Just when I thought he couldn't hold out any further I felt it. At first I thought it was my
seeking
ability, some sort of call from a vampire in the CBD. They still didn't seem to want to meet me out in St. Helier's Bay, it was always a knock on the metaphysical door and off to the city I went. I think that's why Michel was stalling on my apartment, he liked me having that warning. I didn't really complain. Where would I fit Amisi, a chest full of scrolls, Erika, who was equally part of my home life and Michel's gym in my one bedroom apartment? I think he may well have won the move-in-with-me argument. Even if it wasn't
Sensations
it was still his home.
But, it wasn't my
Prohibitum Bibere
powers that called right now, it was something else altogether. It was another bright light, they always are, they always start that way. I knew it was a power, I'd received a few by now, I knew what they felt like. And I knew Michel was aware too, still in my thoughts, still with me. How many more powers, though, could there be? Wasn't I done already? Hadn't I got my cup full of mojo by now? It seemed not.
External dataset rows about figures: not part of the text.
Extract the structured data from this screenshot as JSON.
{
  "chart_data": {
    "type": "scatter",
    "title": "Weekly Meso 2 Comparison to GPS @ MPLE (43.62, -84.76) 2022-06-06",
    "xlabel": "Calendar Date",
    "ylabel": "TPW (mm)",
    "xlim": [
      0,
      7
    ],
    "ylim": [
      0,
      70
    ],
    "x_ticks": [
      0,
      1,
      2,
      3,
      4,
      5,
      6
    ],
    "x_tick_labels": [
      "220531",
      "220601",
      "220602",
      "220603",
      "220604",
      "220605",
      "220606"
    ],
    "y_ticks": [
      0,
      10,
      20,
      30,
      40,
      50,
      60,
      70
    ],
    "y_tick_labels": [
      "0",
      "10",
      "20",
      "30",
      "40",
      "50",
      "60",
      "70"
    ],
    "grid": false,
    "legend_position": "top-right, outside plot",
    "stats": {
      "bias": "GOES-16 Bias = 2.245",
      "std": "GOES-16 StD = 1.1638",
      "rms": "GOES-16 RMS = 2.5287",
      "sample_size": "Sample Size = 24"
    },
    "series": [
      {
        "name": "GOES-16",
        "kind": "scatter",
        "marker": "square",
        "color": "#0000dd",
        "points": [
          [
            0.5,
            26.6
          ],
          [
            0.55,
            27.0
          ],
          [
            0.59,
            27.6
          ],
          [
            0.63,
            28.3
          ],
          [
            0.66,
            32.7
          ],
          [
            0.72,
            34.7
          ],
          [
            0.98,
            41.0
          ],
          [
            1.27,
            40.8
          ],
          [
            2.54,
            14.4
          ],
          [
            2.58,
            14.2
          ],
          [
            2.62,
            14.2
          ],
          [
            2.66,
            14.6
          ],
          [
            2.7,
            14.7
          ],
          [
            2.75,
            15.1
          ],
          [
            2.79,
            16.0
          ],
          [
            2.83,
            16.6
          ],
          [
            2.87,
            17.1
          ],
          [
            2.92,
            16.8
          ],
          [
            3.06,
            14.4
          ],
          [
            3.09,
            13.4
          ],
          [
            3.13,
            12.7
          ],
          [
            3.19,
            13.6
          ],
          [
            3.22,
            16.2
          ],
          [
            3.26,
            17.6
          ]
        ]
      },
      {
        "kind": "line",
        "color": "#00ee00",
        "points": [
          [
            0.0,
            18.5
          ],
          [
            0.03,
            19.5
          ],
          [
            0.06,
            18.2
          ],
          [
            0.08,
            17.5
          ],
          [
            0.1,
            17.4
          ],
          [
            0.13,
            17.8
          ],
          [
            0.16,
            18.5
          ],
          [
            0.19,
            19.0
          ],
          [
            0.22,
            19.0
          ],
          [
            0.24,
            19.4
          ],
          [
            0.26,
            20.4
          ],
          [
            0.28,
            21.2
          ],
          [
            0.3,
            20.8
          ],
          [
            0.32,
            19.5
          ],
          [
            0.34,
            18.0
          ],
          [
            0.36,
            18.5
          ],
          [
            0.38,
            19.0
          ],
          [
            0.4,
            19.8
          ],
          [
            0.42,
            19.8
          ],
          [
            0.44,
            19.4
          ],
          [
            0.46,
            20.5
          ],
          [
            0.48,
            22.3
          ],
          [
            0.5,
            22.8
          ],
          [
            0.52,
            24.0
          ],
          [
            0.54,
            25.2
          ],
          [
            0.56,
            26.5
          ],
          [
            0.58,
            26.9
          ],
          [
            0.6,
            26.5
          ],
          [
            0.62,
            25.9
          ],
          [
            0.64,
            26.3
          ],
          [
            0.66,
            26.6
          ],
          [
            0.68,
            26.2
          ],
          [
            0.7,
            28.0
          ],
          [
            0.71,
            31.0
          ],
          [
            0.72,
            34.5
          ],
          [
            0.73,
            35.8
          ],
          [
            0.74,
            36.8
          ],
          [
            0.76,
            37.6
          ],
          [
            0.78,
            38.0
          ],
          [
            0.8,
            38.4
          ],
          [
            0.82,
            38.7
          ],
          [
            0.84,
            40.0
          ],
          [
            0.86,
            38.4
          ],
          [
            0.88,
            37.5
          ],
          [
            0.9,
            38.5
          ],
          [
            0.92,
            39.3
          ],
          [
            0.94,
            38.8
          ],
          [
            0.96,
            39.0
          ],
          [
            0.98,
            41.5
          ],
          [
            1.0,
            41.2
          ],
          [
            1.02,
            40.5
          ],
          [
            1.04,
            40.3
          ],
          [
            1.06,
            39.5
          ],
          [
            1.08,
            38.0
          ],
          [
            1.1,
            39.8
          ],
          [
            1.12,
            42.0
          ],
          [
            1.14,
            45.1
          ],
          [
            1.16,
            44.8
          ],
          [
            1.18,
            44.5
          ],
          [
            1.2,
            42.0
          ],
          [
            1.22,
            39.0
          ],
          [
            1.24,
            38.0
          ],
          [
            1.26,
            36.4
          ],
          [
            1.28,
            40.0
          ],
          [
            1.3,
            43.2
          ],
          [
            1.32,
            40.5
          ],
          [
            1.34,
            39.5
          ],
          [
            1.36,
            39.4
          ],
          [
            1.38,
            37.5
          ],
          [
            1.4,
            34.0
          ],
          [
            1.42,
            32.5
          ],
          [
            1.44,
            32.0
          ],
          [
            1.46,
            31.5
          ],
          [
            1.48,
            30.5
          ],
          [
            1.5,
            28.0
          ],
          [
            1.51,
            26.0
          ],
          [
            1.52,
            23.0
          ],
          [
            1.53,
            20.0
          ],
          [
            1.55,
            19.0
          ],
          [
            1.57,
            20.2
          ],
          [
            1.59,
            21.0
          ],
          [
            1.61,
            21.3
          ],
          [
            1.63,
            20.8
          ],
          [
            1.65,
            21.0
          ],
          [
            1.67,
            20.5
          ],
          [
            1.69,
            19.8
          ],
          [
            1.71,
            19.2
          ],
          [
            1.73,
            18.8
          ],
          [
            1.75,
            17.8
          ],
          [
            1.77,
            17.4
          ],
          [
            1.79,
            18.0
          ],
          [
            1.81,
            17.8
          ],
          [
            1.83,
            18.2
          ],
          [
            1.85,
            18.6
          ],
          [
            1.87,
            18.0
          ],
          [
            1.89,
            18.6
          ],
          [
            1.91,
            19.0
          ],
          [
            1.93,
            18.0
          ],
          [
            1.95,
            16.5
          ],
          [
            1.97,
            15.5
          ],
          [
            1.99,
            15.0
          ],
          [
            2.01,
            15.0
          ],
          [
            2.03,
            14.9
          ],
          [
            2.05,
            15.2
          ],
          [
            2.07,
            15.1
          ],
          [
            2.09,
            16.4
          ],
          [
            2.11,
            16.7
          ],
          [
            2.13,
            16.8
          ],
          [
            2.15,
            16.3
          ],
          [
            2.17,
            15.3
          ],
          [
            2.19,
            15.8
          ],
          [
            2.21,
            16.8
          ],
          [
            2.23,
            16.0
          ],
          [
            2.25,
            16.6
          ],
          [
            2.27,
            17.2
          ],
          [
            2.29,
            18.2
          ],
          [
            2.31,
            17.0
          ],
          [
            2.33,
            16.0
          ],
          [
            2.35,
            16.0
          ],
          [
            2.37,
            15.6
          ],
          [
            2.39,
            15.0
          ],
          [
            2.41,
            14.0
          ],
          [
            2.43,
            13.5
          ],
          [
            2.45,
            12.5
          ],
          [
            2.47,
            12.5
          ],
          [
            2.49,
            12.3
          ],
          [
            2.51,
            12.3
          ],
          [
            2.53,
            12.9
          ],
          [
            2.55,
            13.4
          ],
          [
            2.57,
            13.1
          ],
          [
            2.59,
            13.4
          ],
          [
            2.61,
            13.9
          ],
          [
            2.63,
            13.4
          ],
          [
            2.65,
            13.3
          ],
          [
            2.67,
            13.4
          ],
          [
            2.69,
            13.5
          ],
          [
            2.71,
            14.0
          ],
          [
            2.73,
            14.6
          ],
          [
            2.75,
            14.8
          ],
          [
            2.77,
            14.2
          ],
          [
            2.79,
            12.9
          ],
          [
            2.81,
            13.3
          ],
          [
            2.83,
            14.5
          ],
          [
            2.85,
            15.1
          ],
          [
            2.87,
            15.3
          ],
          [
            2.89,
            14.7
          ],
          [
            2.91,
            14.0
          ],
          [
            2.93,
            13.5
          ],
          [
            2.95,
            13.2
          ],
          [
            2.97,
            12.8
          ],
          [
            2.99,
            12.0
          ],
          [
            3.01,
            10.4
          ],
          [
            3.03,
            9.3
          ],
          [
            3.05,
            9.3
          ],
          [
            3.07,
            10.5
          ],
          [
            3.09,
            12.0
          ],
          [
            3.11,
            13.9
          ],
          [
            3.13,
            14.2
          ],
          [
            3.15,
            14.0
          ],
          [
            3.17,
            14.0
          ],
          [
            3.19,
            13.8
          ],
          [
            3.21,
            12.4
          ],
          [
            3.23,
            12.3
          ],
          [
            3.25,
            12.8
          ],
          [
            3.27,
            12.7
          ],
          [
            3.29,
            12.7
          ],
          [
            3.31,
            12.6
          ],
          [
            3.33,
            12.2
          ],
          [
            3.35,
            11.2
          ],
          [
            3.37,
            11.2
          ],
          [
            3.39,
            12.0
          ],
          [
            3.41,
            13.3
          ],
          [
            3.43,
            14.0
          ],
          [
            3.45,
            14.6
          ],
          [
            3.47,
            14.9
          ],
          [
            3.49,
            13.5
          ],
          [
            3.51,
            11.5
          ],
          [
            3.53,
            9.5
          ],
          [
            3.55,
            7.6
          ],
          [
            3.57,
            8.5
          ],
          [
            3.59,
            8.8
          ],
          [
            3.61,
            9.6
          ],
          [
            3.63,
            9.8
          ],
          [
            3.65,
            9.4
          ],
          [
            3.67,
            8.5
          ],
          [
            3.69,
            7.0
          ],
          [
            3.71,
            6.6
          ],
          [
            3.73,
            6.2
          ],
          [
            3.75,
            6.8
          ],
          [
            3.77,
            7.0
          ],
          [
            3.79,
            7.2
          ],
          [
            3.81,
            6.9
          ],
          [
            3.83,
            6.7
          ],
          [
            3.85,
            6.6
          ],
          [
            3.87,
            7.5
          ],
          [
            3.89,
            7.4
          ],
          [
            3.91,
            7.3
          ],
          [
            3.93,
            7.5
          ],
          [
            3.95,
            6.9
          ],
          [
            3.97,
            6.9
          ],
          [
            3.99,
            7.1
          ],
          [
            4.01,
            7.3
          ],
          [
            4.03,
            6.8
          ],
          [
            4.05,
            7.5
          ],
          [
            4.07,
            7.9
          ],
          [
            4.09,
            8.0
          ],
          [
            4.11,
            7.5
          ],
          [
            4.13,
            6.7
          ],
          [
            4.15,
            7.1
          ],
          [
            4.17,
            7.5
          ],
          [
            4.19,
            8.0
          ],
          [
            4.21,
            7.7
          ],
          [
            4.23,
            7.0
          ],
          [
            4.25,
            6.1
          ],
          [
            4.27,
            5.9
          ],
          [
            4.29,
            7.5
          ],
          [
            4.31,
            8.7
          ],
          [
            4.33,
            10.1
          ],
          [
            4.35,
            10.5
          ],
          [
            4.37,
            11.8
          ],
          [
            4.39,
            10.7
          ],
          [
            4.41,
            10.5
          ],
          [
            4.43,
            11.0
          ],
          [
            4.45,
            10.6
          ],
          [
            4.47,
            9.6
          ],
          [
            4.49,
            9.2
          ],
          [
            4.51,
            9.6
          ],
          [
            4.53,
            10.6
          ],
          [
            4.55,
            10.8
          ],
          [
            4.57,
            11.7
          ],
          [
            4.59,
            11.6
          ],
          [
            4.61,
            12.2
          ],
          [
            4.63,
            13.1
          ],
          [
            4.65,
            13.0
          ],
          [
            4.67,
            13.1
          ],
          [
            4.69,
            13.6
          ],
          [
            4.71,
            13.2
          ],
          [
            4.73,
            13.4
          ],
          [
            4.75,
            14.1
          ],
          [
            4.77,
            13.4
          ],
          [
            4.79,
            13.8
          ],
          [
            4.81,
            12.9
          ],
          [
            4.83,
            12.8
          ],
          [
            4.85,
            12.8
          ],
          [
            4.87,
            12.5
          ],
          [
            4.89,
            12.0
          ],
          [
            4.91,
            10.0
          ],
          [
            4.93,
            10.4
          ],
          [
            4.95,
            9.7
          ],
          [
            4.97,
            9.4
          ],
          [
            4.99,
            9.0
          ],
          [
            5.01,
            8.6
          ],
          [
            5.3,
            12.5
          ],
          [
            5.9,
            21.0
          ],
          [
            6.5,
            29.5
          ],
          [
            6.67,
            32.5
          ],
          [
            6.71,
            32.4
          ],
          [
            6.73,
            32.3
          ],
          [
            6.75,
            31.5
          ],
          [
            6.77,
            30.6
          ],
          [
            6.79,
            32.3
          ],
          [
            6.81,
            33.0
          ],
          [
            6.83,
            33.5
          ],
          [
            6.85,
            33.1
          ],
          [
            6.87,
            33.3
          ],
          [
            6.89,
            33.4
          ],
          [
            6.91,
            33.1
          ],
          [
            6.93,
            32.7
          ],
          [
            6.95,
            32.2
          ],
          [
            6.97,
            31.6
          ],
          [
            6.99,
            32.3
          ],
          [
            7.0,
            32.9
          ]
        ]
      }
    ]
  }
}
Rather than fight it, as I had done so in the past, I just let it wash all over me. I was vaguely aware of a shot of light shooting straight up to the stars, kind of like those huge search lights they have on tall buildings in the city at New Years Eve, strobing across the galaxy, blinding aliens in the Milky Way. I think Michel might have said something, something that sounded pretty much like, “
Merde!
” But I couldn't do anything about it, I was at its beck and call, not the other way around. Kind of familiar. Nut always gives me powers that I have absolutely no control over for at least the first few weeks, why should his one be any different?
When it finally subsided, I don't know how long it took, but it felt like a week, I collapsed against Michel's chest, his firm arms holding me tight and we both held our breaths to see what monster would peek out from behind a closed door. When nothing happened for at least ten minutes we began to relax, incrementally, slowly, uncertainly. Still nothing went
boo!
“Wow. That was anti-climactic,” I said into the still night air.
“With you,
ma douce
, nothing is anti-climactic.”
“What do you think it is?”
He brushed my hair out of my eyes, returned his head to his favourite position and inhaled deeply.
“No matter what it is, my love, we will face it together.”
And I knew he was right. We would. It wouldn't be easy, it wouldn't nice, this Prophesy was no picnic, no slow walk in the park. It was not about comfort, but I knew I would have him beside me and that's all that mattered.
Right now, that's all that mattered to me.